Some investors have been worried since the Fed's statement after its Mar. 22 meeting that "pressures on inflation have picked up." The S&P 500 closed near its low for that day.
It's unlikely that the decline on Mar. 22 was related to the 25-basis-point hike in the fed funds rate. Just about everyone expected a rise of that magnitude. But fear that the Fed was about to abandon its "measured" pace of monetary tightening was said to have caused stocks to sag.
Conversely, many credited the Apr. 12 release of the minutes of that meeting, which confirmed that the Fed had no immediate plans to hike rates faster, with causing a jump in share prices.
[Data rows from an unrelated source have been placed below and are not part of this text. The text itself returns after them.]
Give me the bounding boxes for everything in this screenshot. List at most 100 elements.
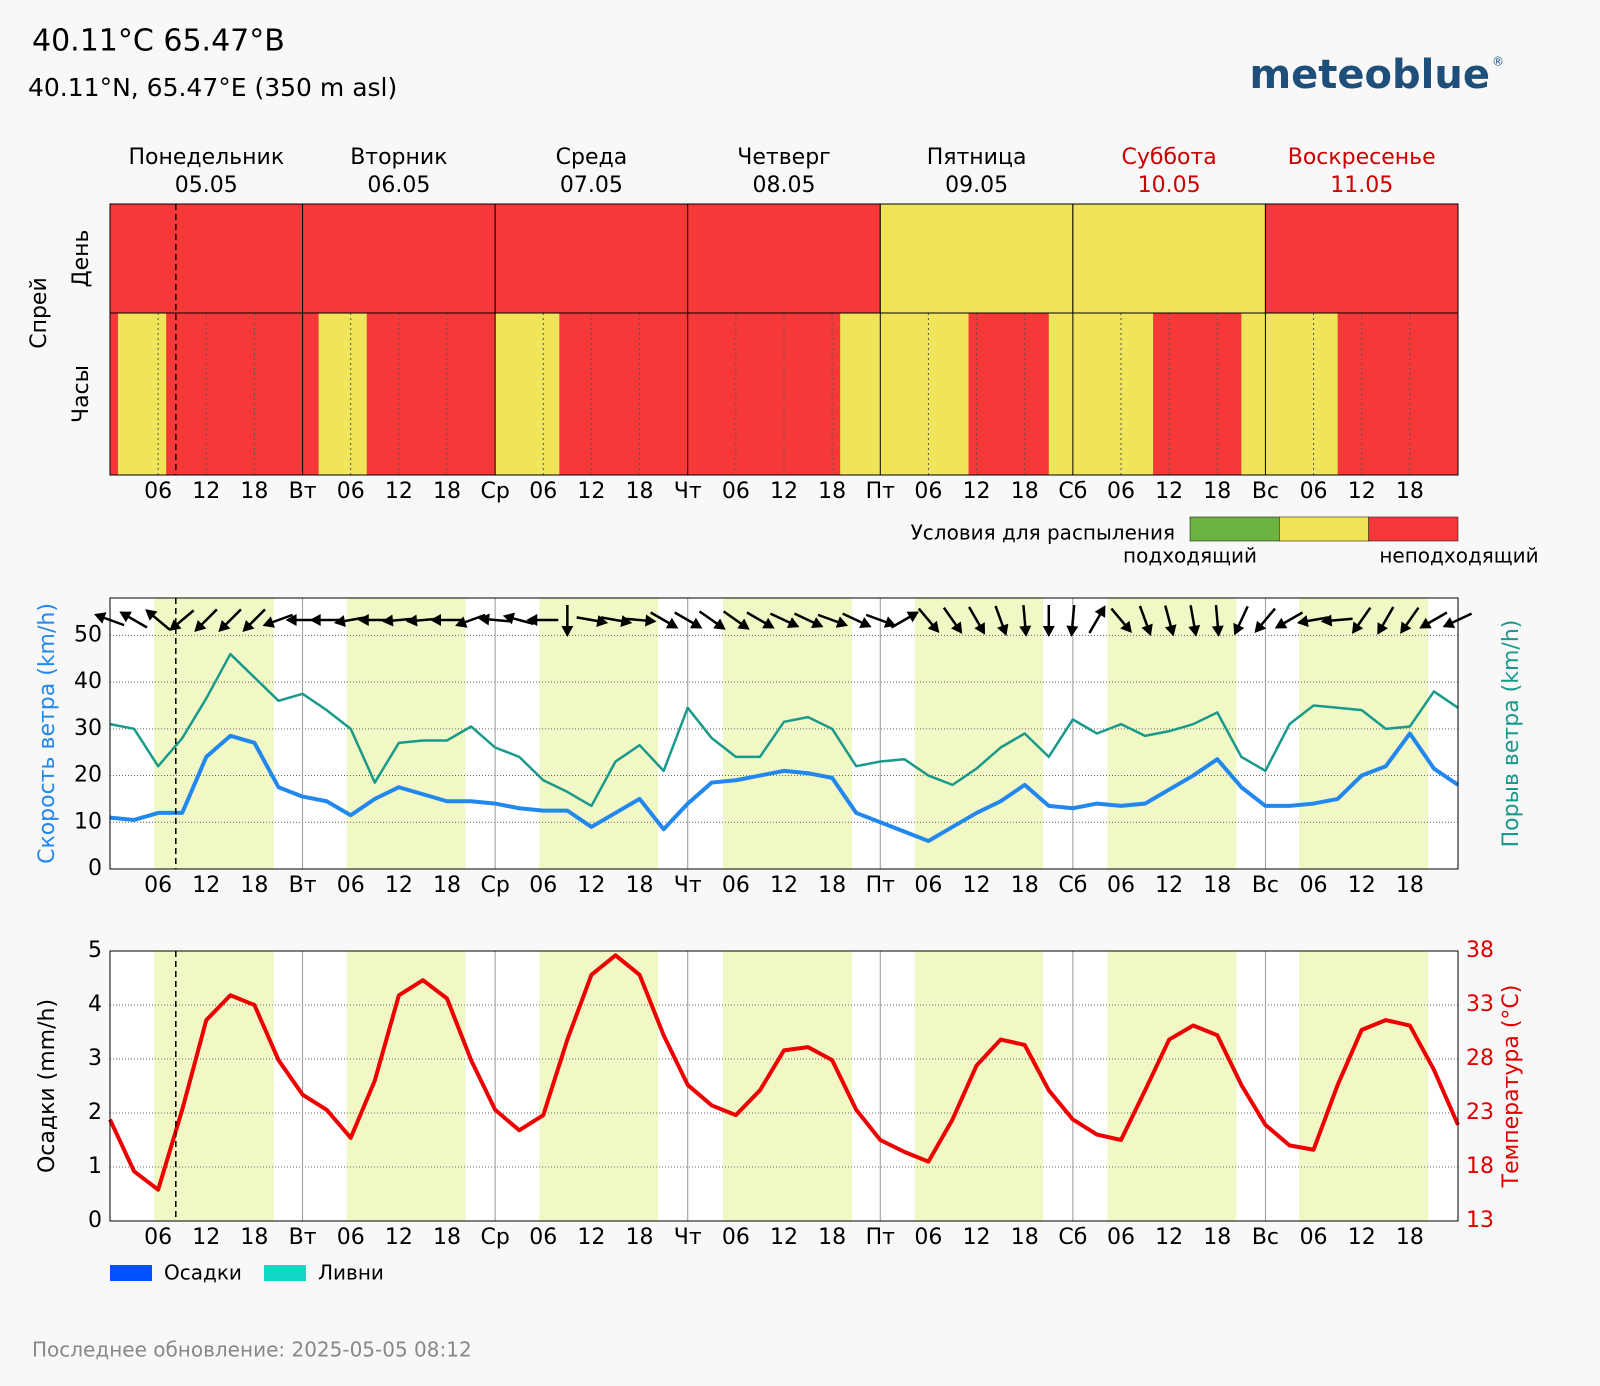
x-tick-label: 18 bbox=[240, 479, 268, 504]
hour-condition bbox=[230, 313, 239, 475]
hour-condition bbox=[302, 313, 312, 475]
daylight-band bbox=[1299, 951, 1429, 1221]
hour-condition bbox=[1104, 313, 1114, 475]
x-tick-label: 12 bbox=[385, 873, 413, 898]
wind-arrow bbox=[145, 609, 171, 631]
hour-condition bbox=[1161, 313, 1170, 475]
hour-condition bbox=[864, 313, 873, 475]
wind-arrow bbox=[1088, 605, 1106, 634]
wind-arrow bbox=[1188, 605, 1201, 637]
hour-condition bbox=[687, 313, 697, 475]
hour-condition bbox=[575, 313, 584, 475]
y-tick-label: 1 bbox=[88, 1154, 102, 1179]
x-tick-label: 06 bbox=[529, 479, 557, 504]
x-tick-label: 12 bbox=[770, 1225, 798, 1250]
day-condition bbox=[494, 203, 689, 314]
wind-arrow bbox=[1211, 604, 1224, 637]
hour-condition bbox=[1297, 313, 1307, 475]
hour-condition bbox=[254, 313, 263, 475]
arrow-head bbox=[689, 617, 703, 629]
arrow-head bbox=[1419, 617, 1432, 629]
arrow-head bbox=[285, 614, 297, 626]
hour-condition bbox=[1137, 313, 1146, 475]
wind-arrow bbox=[455, 613, 486, 628]
hour-condition bbox=[623, 313, 633, 475]
hour-condition bbox=[1217, 313, 1226, 475]
hour-condition bbox=[1169, 313, 1178, 475]
arrow-head bbox=[997, 623, 1009, 636]
hour-condition bbox=[848, 313, 857, 475]
arrow-head bbox=[169, 619, 182, 631]
frame bbox=[109, 203, 1459, 476]
wind-arrow bbox=[817, 613, 849, 628]
wind-arrow bbox=[1351, 606, 1372, 634]
x-tick-label: 12 bbox=[770, 873, 798, 898]
hour-condition bbox=[792, 313, 801, 475]
y2-tick-label: 28 bbox=[1466, 1046, 1494, 1071]
day-name: Вторник bbox=[350, 145, 447, 170]
wind-arrow bbox=[1400, 606, 1420, 634]
arrow-head bbox=[455, 616, 468, 628]
hour-condition bbox=[134, 313, 143, 475]
arrow-head bbox=[478, 613, 490, 626]
arrow-head bbox=[665, 617, 679, 629]
hour-condition bbox=[1121, 313, 1130, 475]
arrow-head bbox=[1254, 620, 1267, 634]
day-name: Четверг bbox=[737, 145, 830, 170]
x-tick-label: 12 bbox=[577, 1225, 605, 1250]
wind-arrow bbox=[793, 612, 824, 628]
hour-condition bbox=[1441, 313, 1451, 475]
y-label: Спрей bbox=[27, 277, 52, 349]
hour-condition bbox=[214, 313, 223, 475]
hour-condition bbox=[543, 313, 552, 475]
wind-arrow bbox=[600, 615, 633, 627]
wind-arrow bbox=[1066, 604, 1079, 637]
hour-condition bbox=[438, 313, 448, 475]
hour-condition bbox=[206, 313, 215, 475]
hour-condition bbox=[1016, 313, 1026, 475]
wind-arrow bbox=[576, 615, 609, 627]
row-label: День bbox=[69, 229, 94, 287]
hour-condition bbox=[840, 313, 849, 475]
legend-label: неподходящий bbox=[1379, 544, 1538, 568]
x-tick-label: 12 bbox=[963, 479, 991, 504]
wind-arrow bbox=[842, 612, 872, 628]
hour-condition bbox=[1177, 313, 1186, 475]
footer: Последнее обновление: 2025-05-05 08:12 bbox=[32, 1338, 472, 1362]
hour-condition bbox=[631, 313, 641, 475]
hour-condition bbox=[150, 313, 159, 475]
hour-condition bbox=[655, 313, 665, 475]
arrow-head bbox=[1320, 614, 1333, 627]
hour-condition bbox=[1257, 313, 1266, 475]
hour-condition bbox=[904, 313, 913, 475]
x-tick-label: 18 bbox=[240, 873, 268, 898]
wind-arrow bbox=[1110, 607, 1132, 634]
x-tick-label: 18 bbox=[1203, 479, 1231, 504]
y-label: Осадки (mm/h) bbox=[35, 999, 60, 1173]
hour-condition bbox=[350, 313, 360, 475]
x-tick-label: 18 bbox=[1396, 479, 1424, 504]
legend-swatch bbox=[110, 1265, 152, 1281]
hour-condition bbox=[278, 313, 288, 475]
hour-condition bbox=[479, 313, 488, 475]
hour-condition bbox=[743, 313, 753, 475]
hour-condition bbox=[1305, 313, 1315, 475]
arrow-head bbox=[119, 611, 132, 623]
x-tick-label: 18 bbox=[433, 873, 461, 898]
series-line bbox=[109, 731, 1460, 843]
day-name: Пятница bbox=[927, 145, 1027, 170]
y-label: Скорость ветра (km/h) bbox=[35, 603, 60, 864]
hour-condition bbox=[1185, 313, 1194, 475]
wind-arrow bbox=[94, 612, 125, 627]
hour-condition bbox=[430, 313, 440, 475]
hour-condition bbox=[735, 313, 745, 475]
hour-condition bbox=[551, 313, 560, 475]
hour-condition bbox=[968, 313, 978, 475]
wind-arrow bbox=[218, 608, 242, 633]
arrow-head bbox=[737, 618, 750, 630]
frame bbox=[109, 597, 1459, 870]
hour-condition bbox=[936, 313, 945, 475]
x-tick-label: 12 bbox=[1155, 479, 1183, 504]
hour-condition bbox=[816, 313, 825, 475]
The gain was short-lived as stocks sank again the next day.
No matter how the soothsayers interpret the statements, it should be clear that the Fed intends to continue to increase short-term rates gradually until they no longer stimulate the economy. David Wyss, S&P's chief economist, thinks that means the fed funds rate will end the year at 4% to 4.5%.
We believe that a fed funds rate at that level would neither boost nor restrain the economy. It's a view shared by many in the investment community. So why does the market react so strongly to Fed comments, both real and perceived? We suspect that the hot-money crowd, frustrated by this year's market, latches onto anything that might move stocks, even for only a day.
The current bull move is aging, which historically has meant more muted gains. On the plus side, oil prices, though volatile, are easing a bit. And we believe good corporate profits will be reported in the weeks ahead.
Sometimes it pays to hang on and ignore the soothsayers.